Худион не зря явился, как мы видели, пораньше. Он уже успел прислушаться, о чем толкуют собравшиеся, приглядеться, кто с кем сговор ведет, да и сам успел перемолвиться словом с нужными людьми. Кому намекнуть, что господин Садко не оставит его в трудный час, который у каждого делового человека может наступить, кому пригрозить, кому… Впрочем, это его дело, Худиона, как с кем дела улаживать. Не нам его учить, не нам осуждать.

— Тихо! Тихо! Слово имеет сам господин Садко!

Если Викула и Еремей говорили о выгодах, которыз принесет поход, то по словам господина Садко выходило — от этого похода будет один только вред. Войско уйдет, и город останется без защиты — это раз. Суздальцы перережут пути, нарушится торговля — это два… То ли речь господина Садко убедила многих, то ли Худион успешно потрудился, но как ни возражали Викула с Еремеем и их сторонники, союз торговцев мягкой рухлядью принял решение поддержать тех, кто на предстоящем вече будет голосовать против похода.

Пир продолжался.

На серебряных блюдах громоздились бараньи бока, нежно белели молочные поросята, золотом отливали острые спинки стерляди.
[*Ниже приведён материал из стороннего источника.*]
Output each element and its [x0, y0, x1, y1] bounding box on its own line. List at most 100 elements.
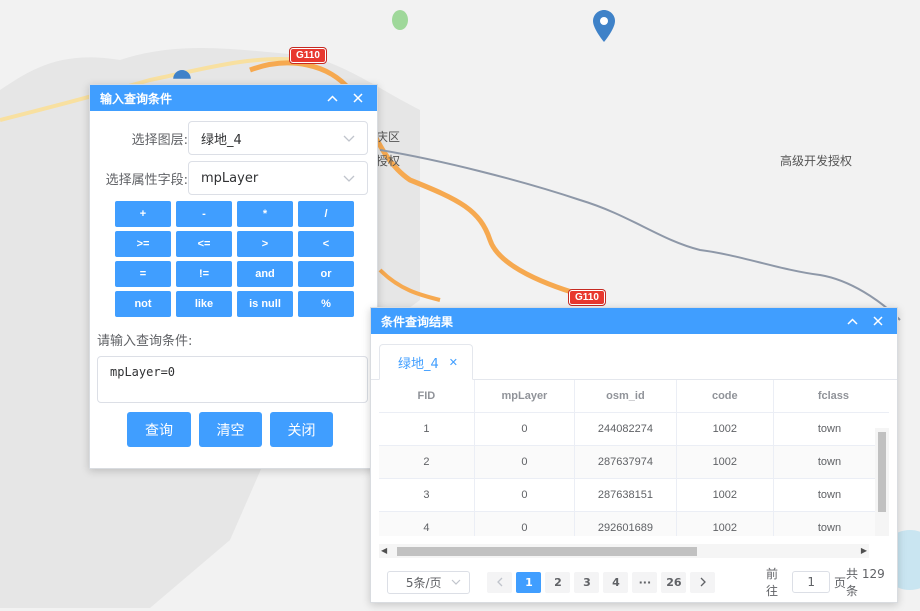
horizontal-scrollbar[interactable]: ◀ ▶ [379, 544, 869, 558]
table-row[interactable]: 1 0 244082274 1002 town [379, 412, 889, 446]
tab-label: 绿地_4 [398, 356, 439, 372]
table-cell: 0 [474, 412, 576, 446]
layer-select-value: 绿地_4 [201, 132, 242, 148]
scroll-down-icon[interactable]: ▼ [878, 535, 886, 536]
table-row[interactable]: 3 0 287638151 1002 town [379, 478, 889, 512]
query-button[interactable]: 查询 [127, 412, 191, 447]
pagination: 5条/页 1 2 3 4 ··· 26 前往 1 页 共 129 条 [387, 565, 897, 599]
chevron-right-icon [700, 577, 706, 587]
operator-divide-button[interactable]: / [298, 201, 354, 227]
table-cell: 1002 [676, 478, 774, 512]
operator-lte-button[interactable]: <= [176, 231, 232, 257]
scroll-left-icon[interactable]: ◀ [381, 546, 387, 555]
map-label-auth: 授权 [376, 154, 401, 168]
chevron-down-icon [343, 135, 355, 142]
table-cell: 292601689 [574, 511, 677, 536]
operator-plus-button[interactable]: + [115, 201, 171, 227]
page-button-3[interactable]: 3 [574, 571, 600, 593]
table-row[interactable]: 4 0 292601689 1002 town [379, 511, 889, 536]
operator-multiply-button[interactable]: * [237, 201, 293, 227]
vertical-scrollbar-thumb[interactable] [878, 432, 886, 512]
operator-eq-button[interactable]: = [115, 261, 171, 287]
table-cell: town [773, 511, 889, 536]
close-icon[interactable] [869, 312, 887, 330]
results-table-wrapper: FID mpLayer osm_id code fclass 1 0 24408… [379, 380, 889, 536]
operator-grid: + - * / >= <= > < = != and or not like i… [115, 201, 354, 317]
close-icon[interactable] [349, 89, 367, 107]
operator-neq-button[interactable]: != [176, 261, 232, 287]
collapse-icon[interactable] [843, 312, 861, 330]
park-area [392, 10, 408, 30]
page-button-4[interactable]: 4 [603, 571, 629, 593]
results-panel-header[interactable]: 条件查询结果 [371, 308, 897, 334]
table-cell: 2 [379, 445, 475, 479]
column-header[interactable]: mpLayer [474, 380, 576, 413]
query-panel-title: 输入查询条件 [100, 91, 173, 106]
operator-like-button[interactable]: like [176, 291, 232, 317]
operator-not-button[interactable]: not [115, 291, 171, 317]
tab-greenland[interactable]: 绿地_4 ✕ [379, 344, 473, 380]
operator-isnull-button[interactable]: is null [237, 291, 293, 317]
table-cell: 287637974 [574, 445, 677, 479]
page-button-2[interactable]: 2 [545, 571, 571, 593]
scroll-right-icon[interactable]: ▶ [861, 546, 867, 555]
road-shield-g110-top: G110 [290, 48, 326, 63]
road-shield-g110-middle: G110 [569, 290, 605, 305]
column-header[interactable]: FID [379, 380, 475, 413]
tab-close-icon[interactable]: ✕ [449, 356, 458, 369]
field-label: 选择属性字段: [105, 172, 188, 188]
query-panel-header[interactable]: 输入查询条件 [90, 85, 377, 111]
table-cell: 4 [379, 511, 475, 536]
condition-label: 请输入查询条件: [97, 334, 193, 349]
vertical-scrollbar[interactable]: ▼ [875, 428, 889, 536]
table-cell: town [773, 478, 889, 512]
prev-page-button[interactable] [487, 571, 513, 593]
page-button-1[interactable]: 1 [516, 571, 542, 593]
query-panel: 输入查询条件 选择图层: 绿地_4 选择属性字段: mpLayer + - * … [89, 84, 378, 469]
field-select[interactable]: mpLayer [188, 161, 368, 195]
field-select-value: mpLayer [201, 170, 259, 186]
page-size-select[interactable]: 5条/页 [387, 570, 471, 594]
collapse-icon[interactable] [323, 89, 341, 107]
chevron-down-icon [452, 579, 461, 585]
operator-lt-button[interactable]: < [298, 231, 354, 257]
clear-button[interactable]: 清空 [199, 412, 262, 447]
operator-or-button[interactable]: or [298, 261, 354, 287]
condition-textarea[interactable]: mpLayer=0 [97, 356, 368, 403]
table-cell: 1 [379, 412, 475, 446]
page-size-value: 5条/页 [405, 575, 442, 590]
goto-prefix: 前往 [766, 567, 779, 598]
table-cell: town [773, 412, 889, 446]
close-button[interactable]: 关闭 [270, 412, 333, 447]
table-cell: 244082274 [574, 412, 677, 446]
operator-and-button[interactable]: and [237, 261, 293, 287]
operator-gte-button[interactable]: >= [115, 231, 171, 257]
page-ellipsis-button[interactable]: ··· [632, 571, 658, 593]
column-header[interactable]: osm_id [574, 380, 677, 413]
table-header-row: FID mpLayer osm_id code fclass [379, 380, 889, 413]
layer-select[interactable]: 绿地_4 [188, 121, 368, 155]
table-cell: 1002 [676, 511, 774, 536]
table-cell: 1002 [676, 412, 774, 446]
goto-page-input[interactable]: 1 [792, 571, 830, 593]
total-count: 共 129 条 [846, 567, 885, 598]
goto-suffix: 页 [833, 575, 846, 590]
operator-percent-button[interactable]: % [298, 291, 354, 317]
page-button-26[interactable]: 26 [661, 571, 687, 593]
chevron-down-icon [343, 175, 355, 182]
operator-minus-button[interactable]: - [176, 201, 232, 227]
table-row[interactable]: 2 0 287637974 1002 town [379, 445, 889, 479]
chevron-left-icon [496, 577, 503, 587]
horizontal-scrollbar-thumb[interactable] [397, 547, 697, 556]
table-cell: 0 [474, 511, 576, 536]
table-cell: town [773, 445, 889, 479]
results-table: FID mpLayer osm_id code fclass 1 0 24408… [379, 380, 889, 536]
map-marker-icon[interactable] [593, 10, 615, 42]
map-label-district: 庆区 [376, 130, 401, 144]
column-header[interactable]: fclass [773, 380, 889, 413]
table-cell: 3 [379, 478, 475, 512]
column-header[interactable]: code [676, 380, 774, 413]
table-cell: 1002 [676, 445, 774, 479]
operator-gt-button[interactable]: > [237, 231, 293, 257]
next-page-button[interactable] [690, 571, 716, 593]
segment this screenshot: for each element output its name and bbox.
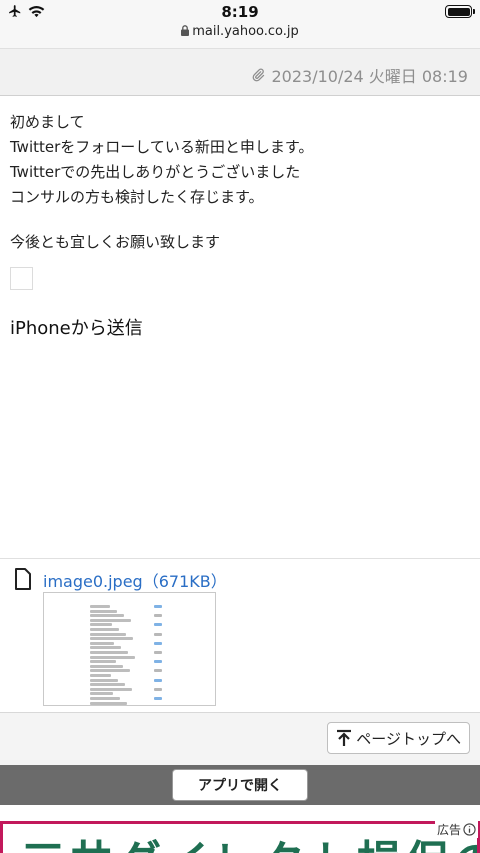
page-top-area: ページトップへ (0, 713, 480, 765)
thumbnail-row (154, 623, 162, 627)
thumbnail-row (90, 674, 111, 677)
mail-line: コンサルの方も検討したく存じます。 (10, 188, 264, 206)
attachment-link[interactable]: image0.jpeg（671KB） (43, 568, 227, 592)
ad-banner[interactable]: 三井ダイレクト損保の (0, 821, 480, 853)
thumbnail-row (154, 614, 162, 618)
app-open-bar: アプリで開く (0, 765, 480, 805)
mail-header-bar: 2023/10/24 火曜日 08:19 (0, 48, 480, 96)
mail-line: 初めまして (10, 113, 85, 131)
thumbnail-row (90, 632, 126, 636)
address-bar[interactable]: mail.yahoo.co.jp (0, 24, 480, 39)
mail-line: Twitterをフォローしている新田と申します。 (10, 138, 314, 156)
broken-image-placeholder (10, 267, 33, 290)
mail-signature: iPhoneから送信 (10, 318, 143, 339)
thumbnail-row (90, 692, 113, 696)
open-in-app-button[interactable]: アプリで開く (172, 769, 308, 801)
thumbnail-row (154, 632, 162, 636)
thumbnail-row (90, 697, 120, 700)
attachment-section: image0.jpeg（671KB） (0, 558, 480, 713)
thumbnail-row (154, 651, 162, 654)
thumbnail-row (90, 637, 133, 641)
thumbnail-row (90, 646, 121, 650)
thumbnail-row (90, 683, 125, 687)
arrow-to-top-icon (337, 729, 352, 746)
mail-closing: 今後とも宜しくお願い致します (10, 233, 221, 251)
thumbnail-row (90, 614, 124, 618)
thumbnail-row (90, 651, 128, 654)
status-bar: 8:19 mail.yahoo.co.jp (0, 0, 480, 48)
thumbnail-row (154, 641, 162, 645)
page-top-label: ページトップへ (356, 729, 461, 748)
lock-icon (181, 25, 190, 36)
thumbnail-row (154, 660, 162, 664)
thumbnail-row (154, 697, 162, 700)
thumbnail-row (90, 655, 135, 659)
thumbnail-row (154, 678, 162, 682)
thumbnail-row (90, 664, 123, 668)
ad-area: 三井ダイレクト損保の 広告 (0, 805, 480, 853)
mail-date-text: 2023/10/24 火曜日 08:19 (271, 67, 468, 86)
thumbnail-row (154, 669, 162, 673)
url-text: mail.yahoo.co.jp (192, 24, 299, 39)
thumbnail-row (90, 623, 112, 627)
thumbnail-row (90, 701, 127, 705)
page-top-button[interactable]: ページトップへ (327, 722, 470, 754)
mail-body: 初めまして Twitterをフォローしている新田と申します。 Twitterでの… (10, 110, 470, 341)
mail-line: Twitterでの先出しありがとうございました (10, 163, 301, 181)
thumbnail-row (90, 628, 119, 631)
info-icon (463, 823, 476, 836)
thumbnail-row (90, 605, 110, 608)
thumbnail-row (90, 687, 132, 691)
battery-icon (445, 5, 475, 18)
thumbnail-row (90, 660, 116, 664)
attachment-thumbnail[interactable] (43, 592, 216, 706)
ad-banner-text: 三井ダイレクト損保の (21, 826, 477, 853)
thumbnail-row (154, 687, 162, 691)
thumbnail-row (90, 678, 118, 682)
thumbnail-row (90, 641, 114, 645)
thumbnail-row (90, 609, 117, 613)
ad-label[interactable]: 広告 (434, 821, 478, 838)
thumbnail-row (90, 618, 131, 622)
paperclip-icon (253, 68, 265, 82)
file-icon (15, 568, 31, 590)
mail-date: 2023/10/24 火曜日 08:19 (251, 63, 468, 87)
ad-label-text: 広告 (436, 823, 461, 837)
thumbnail-row (154, 605, 162, 608)
thumbnail-row (90, 669, 130, 673)
status-time: 8:19 (221, 3, 259, 21)
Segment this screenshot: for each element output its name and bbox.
Дышали теплом пироги с говядиной и рыбой, с грибами, горохом, морковью. Сладко пахли варенные в меду овощи и заморские фрукты. Из храма в раскрытые двери глядела на уставленные яствами столы трапезной пресвятая дева с чудным именем Параскева Пятница. Глядели с икон на людское пиршество и другие святые угодники, отшельники, постники. Глядел глазами своего распятого сына и сам господь бог.